Fact Versus Fiction in Modern DDoS Attacks and Defense Strategies
Adaptive DDoS requires new ways to strengthen defensive capabilities and mitigate cybersecurity risk.
Did 300 ancient Spartan warriors hold off tens of thousands of Persians at Thermopylae? Probably not. Did George Washington chop down his father’s cherry tree and then confess because he was unable to lie? Nope. Did Paul Revere ride alone shouting the British were coming? Not exactly: Factually, it was five people who sounded the alarm, but only Paul Revere got mentioned in a fictitious poem 85 years later.
Luckily, when it comes to distributed denial-of-service (DDoS) attack myths and misunderstandings, we don’t have to guess between fact and fiction. Today, there are very smart experts who know and can speak the truth. They have firsthand knowledge about defensive strategies, best practices for DDoS protection, and how leading organizations are strengthening their cyberdefenses.
NETSCOUT Director of Security Solutions Gary Sockrider and Senior Sales Engineer Jeff Hauk deliver just that in “You Think You Know DDoS? Think Again,” part of our Problem Solvers Series. Sockrider and Hauk share their extensive industry and customer experiences regarding the evolution of modern DDoS attacks, debunk some myths, clarify some common misunderstandings, and suggest some new ways to strengthen defensive capabilities and mitigate cybersecurity risk.

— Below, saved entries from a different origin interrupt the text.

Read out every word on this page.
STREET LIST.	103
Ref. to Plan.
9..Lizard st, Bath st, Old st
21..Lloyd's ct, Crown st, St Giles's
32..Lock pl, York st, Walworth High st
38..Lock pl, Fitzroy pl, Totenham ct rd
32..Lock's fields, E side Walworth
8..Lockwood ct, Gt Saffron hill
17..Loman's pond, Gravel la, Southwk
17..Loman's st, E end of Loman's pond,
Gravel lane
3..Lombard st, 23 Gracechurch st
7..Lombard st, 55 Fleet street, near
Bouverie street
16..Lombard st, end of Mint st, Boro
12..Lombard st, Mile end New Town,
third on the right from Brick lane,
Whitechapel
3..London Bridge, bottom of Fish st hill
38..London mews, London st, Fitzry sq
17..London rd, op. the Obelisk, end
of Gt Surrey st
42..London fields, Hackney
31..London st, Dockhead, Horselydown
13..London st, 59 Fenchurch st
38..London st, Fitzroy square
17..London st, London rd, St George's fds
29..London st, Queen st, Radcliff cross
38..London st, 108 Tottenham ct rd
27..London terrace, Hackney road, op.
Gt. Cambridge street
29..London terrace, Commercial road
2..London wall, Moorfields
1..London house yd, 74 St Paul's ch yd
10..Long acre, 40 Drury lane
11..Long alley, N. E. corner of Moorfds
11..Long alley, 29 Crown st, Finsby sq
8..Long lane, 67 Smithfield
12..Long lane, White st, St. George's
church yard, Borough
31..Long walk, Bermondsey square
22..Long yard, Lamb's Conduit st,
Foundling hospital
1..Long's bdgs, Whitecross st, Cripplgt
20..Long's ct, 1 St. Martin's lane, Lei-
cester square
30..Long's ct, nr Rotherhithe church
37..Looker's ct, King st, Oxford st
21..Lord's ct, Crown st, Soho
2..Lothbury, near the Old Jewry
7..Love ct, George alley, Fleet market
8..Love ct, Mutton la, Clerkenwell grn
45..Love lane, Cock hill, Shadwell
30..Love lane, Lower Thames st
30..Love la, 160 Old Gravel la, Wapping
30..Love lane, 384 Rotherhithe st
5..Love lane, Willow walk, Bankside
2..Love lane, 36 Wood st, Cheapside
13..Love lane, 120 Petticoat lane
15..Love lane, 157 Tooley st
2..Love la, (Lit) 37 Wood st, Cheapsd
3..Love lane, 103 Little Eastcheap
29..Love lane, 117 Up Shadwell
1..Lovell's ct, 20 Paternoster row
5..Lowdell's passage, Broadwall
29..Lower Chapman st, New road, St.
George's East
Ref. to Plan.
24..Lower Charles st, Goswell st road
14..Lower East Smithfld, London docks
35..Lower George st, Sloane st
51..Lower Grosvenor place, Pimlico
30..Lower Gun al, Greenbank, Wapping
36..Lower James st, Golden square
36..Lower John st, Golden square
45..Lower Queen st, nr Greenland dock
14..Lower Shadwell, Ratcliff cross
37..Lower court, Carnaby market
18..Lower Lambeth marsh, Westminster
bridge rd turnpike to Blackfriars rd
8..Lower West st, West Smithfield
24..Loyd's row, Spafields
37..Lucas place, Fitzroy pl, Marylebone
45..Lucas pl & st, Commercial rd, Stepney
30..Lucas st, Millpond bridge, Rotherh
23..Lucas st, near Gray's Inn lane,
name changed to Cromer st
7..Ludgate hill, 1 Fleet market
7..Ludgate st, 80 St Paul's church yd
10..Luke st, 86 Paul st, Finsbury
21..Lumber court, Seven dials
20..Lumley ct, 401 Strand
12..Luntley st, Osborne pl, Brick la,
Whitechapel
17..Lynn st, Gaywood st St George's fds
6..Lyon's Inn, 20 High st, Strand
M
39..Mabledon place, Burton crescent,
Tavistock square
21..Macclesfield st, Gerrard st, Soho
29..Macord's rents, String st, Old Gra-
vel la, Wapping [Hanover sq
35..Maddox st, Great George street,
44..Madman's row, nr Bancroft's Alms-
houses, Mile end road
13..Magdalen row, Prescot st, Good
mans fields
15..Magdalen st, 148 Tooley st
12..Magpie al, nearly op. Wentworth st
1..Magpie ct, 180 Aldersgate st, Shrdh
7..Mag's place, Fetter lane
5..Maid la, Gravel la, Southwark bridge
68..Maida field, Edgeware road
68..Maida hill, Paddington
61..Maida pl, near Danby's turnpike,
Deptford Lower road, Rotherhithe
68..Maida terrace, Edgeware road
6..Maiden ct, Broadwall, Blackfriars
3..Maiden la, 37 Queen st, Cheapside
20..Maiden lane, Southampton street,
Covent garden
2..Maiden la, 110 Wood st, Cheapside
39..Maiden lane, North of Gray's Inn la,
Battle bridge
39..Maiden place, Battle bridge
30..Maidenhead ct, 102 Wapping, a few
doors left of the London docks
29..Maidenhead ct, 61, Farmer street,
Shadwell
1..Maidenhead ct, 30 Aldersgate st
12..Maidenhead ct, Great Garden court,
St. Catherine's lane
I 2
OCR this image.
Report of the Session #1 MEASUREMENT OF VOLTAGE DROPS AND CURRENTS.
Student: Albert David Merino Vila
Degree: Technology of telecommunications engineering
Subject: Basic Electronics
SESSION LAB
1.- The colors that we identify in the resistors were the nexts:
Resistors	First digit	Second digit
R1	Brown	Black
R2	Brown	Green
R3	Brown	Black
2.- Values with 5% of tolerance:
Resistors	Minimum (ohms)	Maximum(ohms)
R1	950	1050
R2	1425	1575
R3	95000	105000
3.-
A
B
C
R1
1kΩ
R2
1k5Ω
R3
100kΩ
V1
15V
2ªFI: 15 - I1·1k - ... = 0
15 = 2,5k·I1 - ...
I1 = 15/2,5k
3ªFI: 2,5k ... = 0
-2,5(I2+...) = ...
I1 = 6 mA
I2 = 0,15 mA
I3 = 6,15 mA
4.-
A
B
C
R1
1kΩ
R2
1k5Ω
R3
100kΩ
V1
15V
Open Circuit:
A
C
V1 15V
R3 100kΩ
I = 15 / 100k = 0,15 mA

Fiction: DDoS Attacks Have Declined in Relevance
For starters, reports of the decline in relevance of DDoS attacks are untrue. Sockrider shares that NETSCOUT saw more than 13 million DDoS attacks in 2022—and that is just a subset of all the attacks made that year. He notes that modern DDoS attacks are more complex and sophisticated than traditional DDoS of the past. Modern DDoS attacks often mask other forms of cyberattacks as bad actors seek out vulnerabilities to exploit by using multiple attack vectors. In fact, NETSCOUT has observed as many as 30 different attack vectors in a single campaign, which led to the new term “adaptive DDoS.”
NETSCOUT’s approach is to integrate into the security stack and function as a team player that enhances other security solutions and tools. Whether it is integrating with security event and incident management (SEIM) solutions, accepting indicators of compromise (IOC) from other third parties, protecting stateful devices such as firewalls so they can do what they were meant to do, or utilizing unique global threat intelligence and expertise from NETSCOUT, the goal remains the same—to mitigate risk and protect information, applications, systems, and people from harm. By utilizing an intelligent combination of on-premises and cloud-based DDoS protection that automatically identifies and stops all types of DDoS attacks and other cyberthreats before they impact business-critical services, NETSCOUT plays a dual role of thwarting modern DDoS attacks and making other parts of the cyberdefense stronger.
Fact: Adaptive DDoS Requires Adaptive Defense
Hauk and Sockrider stress that the dynamic nature of cyberattacks coupled with the always-changing nature of any network means that continuous adjustments, constant reassessments, and perpetual diligence are required. Organizations must constantly evolve their DDoS defense strategies to keep pace with rapidly changing attack tactics and strategies of criminal actors and nation states. Every change creates potential new vulnerabilities, and every action creates a reaction in the high-stakes competition of cyberattacks and cyberdefenses.
Adaptive DDoS attacks require a new posture of DDoS suppression enabled by edge-to-edge visibility to suppress DDoS attack traffic as it hits multiple points across the entire network edge or before it converges into a large-scale attack. Regardless of the scope and scale of your environment, you need unique and unlimited visibility, across all attack surfaces, so that you are continuously aware of your own vulnerabilities and know what bad actors are doing and have done to penetrate your cyberdefenses.
As both Hauk and Sockrider indicate, you can’t stop what you can’t see—and that’s a fact.